In practice, JAWS and NVDA now handle the structural side reasonably well across major browser pairings, according to a11ysupport.io data from August 2025. VoiceOver on iOS has improved. The remaining gaps are real: VoiceOver on macOS is partial, and Narrator, Orca, and TalkBack show no meaningful support. The overall picture is partial, better than a few years ago, but not resolved.

But the communicative side is where the deeper problem sits, and it is one that even well-supported ATs do not fully address. When a screen reader enters a dialog, it announces the dialog role and accessible name, something like "Confirm deletion, dialog." What it does not reliably announce is that the dialog is modal. The word "modal," or any equivalent signal, is not consistently surfaced. The user discovers the modal boundary by encountering it, by finding that their navigation shortcuts stop working, rather than being told about it in advance.

This matters because the entire value of semantic declaration is anticipation. When a screen reader announces "button," the user does not need to experiment to discover that Enter or Space will activate it. The role announcement equips the user to act. aria-modal should work the same way: a user who is told they have entered a modal dialog knows, without having to probe, that background content is off-limits and that their navigation scope has narrowed. An AT that restricts navigation without announcing modality is implementing the mechanical consequence of the attribute while ignoring its communicative purpose. It is the equivalent of a screen reader that correctly prevents a button from being activated by arrow keys but never tells the user it is a button.

This does not weaken the case for requiring aria-modal. It strengthens it in two directions. First, it means the attribute's communicative obligation is not yet reliably met by the AT ecosystem, which is a gap worth naming. Second, and more importantly for the article's central argument, it confirms that aria-modal carries a semantic that nothing else on the platform encodes. inert on a sibling tells the DOM that content is non-interactive, for everyone. It does not tell AT users anything about why, or that a modal relationship exists at all. The communicative layer, the announcement, the anticipation, the informed experience, depends entirely on aria-modal being present and correctly declared. There is no fallback.

An open conclusion

So: is a missing aria-modal a 1.3.1 violation?

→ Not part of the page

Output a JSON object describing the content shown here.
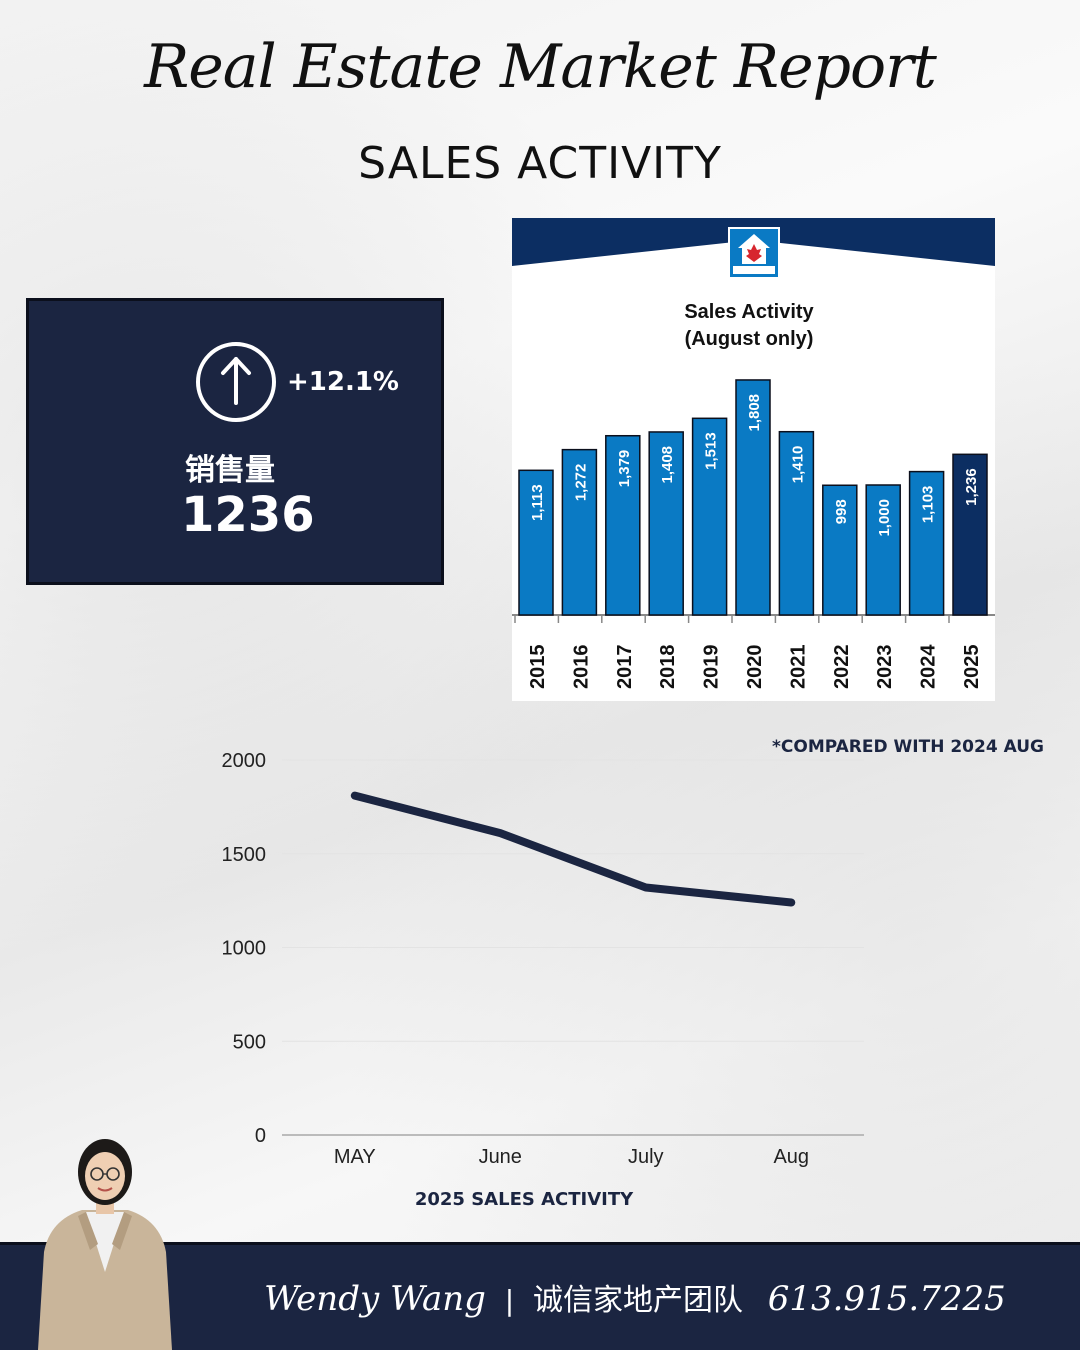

Here is where I land. If we accept that SC 1.3.1 requires visually conveyed relationships to be programmatically determined, and if we accept that "programmatically determined" should mean conformance to the platform API purpose-built for a given semantic, then yes: a visual modal dialog without aria-modal fails to programmatically expose the modal relationship, and that is a 1.3.1 failure. The presence of inert on a sibling does not resolve this, because inert does not encode the relationship. It only encodes a consequence of it, and only at the DOM layer, for all users equally. The AT layer remains unaddressed.

But I want to be honest that this depends on a reading of "programmatically determined" that WCAG itself does not explicitly endorse. The spec's definition leaves enough room for the inert argument to stand. Reasonable practitioners disagree here, and the disagreement is legitimate.

What I'm more confident in is this: the ambiguity in WCAG's definition of "programmatically determined" is doing real harm. It produces inconsistent audits, inconsistent implementations, and inconsistent AT support expectations. The platform-contract interpretation I've outlined isn't just a convenient framing for the aria-modal case. It's a more rigorous standard that would make accessibility conformance more testable and more honest across the board. And the stakes of getting this interpretation right are not trivial. "Programmatically determined" is the third most referenced term across WCAG's entire glossary of 101 definitions, appearing in 9 success criteria spanning Level A through AAA. How we read those three words shapes how we audit, how we build, and how we think about what conformance actually means.

The question of whether aria-modal is required is, in the end, a question about what we think standards are for.